`

Timezone: »

Doubly Pessimistic Algorithms for Strictly Safe Off-Policy Optimization
Sanae Amani · Lin Yang
Safety in reinforcement learning (RL) has become increasingly important in recent years. Yet, many of existing solutions fail to strictly avoid choosing unsafe actions, which may lead to catastrophic results in safety-critical systems. In this paper, we study offline RL in the presence of safety requirements: from a dataset collected a priori and without direct access to the true environment, learn an optimal policy that is guaranteed to respect the safety constraints. We first address this problem by modeling the safety requirement as an unknown cost function of states and actions, whose expected value with respect to the policy must fall below a certain threshold.
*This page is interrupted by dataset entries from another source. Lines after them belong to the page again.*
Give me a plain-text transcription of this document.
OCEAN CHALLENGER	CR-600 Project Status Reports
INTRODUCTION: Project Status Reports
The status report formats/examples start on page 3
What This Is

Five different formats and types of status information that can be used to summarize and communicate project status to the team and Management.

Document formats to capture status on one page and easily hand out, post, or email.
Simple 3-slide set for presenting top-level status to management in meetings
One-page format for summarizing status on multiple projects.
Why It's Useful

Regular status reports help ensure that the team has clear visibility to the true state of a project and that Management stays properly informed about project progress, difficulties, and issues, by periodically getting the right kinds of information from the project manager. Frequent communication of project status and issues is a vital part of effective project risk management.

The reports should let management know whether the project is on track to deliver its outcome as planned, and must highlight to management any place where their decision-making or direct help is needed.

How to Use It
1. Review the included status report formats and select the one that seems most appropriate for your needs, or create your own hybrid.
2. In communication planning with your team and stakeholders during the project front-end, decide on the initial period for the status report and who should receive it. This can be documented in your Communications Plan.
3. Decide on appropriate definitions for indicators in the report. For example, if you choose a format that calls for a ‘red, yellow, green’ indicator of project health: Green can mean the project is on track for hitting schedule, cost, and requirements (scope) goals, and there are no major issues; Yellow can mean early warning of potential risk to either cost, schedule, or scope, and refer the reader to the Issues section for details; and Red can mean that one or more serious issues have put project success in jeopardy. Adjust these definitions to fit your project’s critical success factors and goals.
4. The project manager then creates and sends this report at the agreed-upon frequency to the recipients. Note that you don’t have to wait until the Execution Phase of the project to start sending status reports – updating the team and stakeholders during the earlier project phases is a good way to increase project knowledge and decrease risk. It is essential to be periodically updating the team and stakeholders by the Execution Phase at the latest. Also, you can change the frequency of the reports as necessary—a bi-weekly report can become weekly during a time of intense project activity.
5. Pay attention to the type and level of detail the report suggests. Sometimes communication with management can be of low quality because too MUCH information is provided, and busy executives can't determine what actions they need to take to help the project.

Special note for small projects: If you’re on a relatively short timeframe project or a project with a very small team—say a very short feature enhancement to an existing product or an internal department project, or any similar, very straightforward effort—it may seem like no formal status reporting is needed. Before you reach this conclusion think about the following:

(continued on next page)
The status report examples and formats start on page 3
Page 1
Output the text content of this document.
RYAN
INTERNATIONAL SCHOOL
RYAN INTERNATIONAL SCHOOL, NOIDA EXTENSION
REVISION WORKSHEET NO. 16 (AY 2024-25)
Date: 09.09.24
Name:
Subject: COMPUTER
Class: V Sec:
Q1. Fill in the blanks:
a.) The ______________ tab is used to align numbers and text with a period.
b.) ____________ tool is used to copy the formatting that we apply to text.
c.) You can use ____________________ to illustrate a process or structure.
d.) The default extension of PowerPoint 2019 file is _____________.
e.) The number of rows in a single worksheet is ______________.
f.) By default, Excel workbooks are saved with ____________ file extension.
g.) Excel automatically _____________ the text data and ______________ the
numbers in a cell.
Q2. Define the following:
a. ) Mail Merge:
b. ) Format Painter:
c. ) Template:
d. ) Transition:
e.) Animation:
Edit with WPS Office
We then present an algorithm in the context of finite-horizon Markov decision processes (MDPs), termed Safe-DPVI that performs in a doubly pessimistic manner when 1) it constructs a conservative set of safe policies; and 2) when it selects a good policy from that conservative set. Without assuming the sufficient coverage of the dataset or any structure for the underlying MDPs, we establish a data-dependent upper bound on the suboptimality gap of the \emph{safe} policy Safe-DPVI returns. We then specialize our results to linear MDPs with appropriate assumptions on dataset being well-explored. Both data-dependent and specialized upper bounds nearly match that of state-of-the-art unsafe offline RL algorithms, with an additional multiplicative factor $\frac{\sum_{h=1}^H\alpha_{h}}{H}$, where $\alpha_h$ characterizes the safety constraint at time-step $h$. We further present numerical simulations that corroborate our theoretical findings.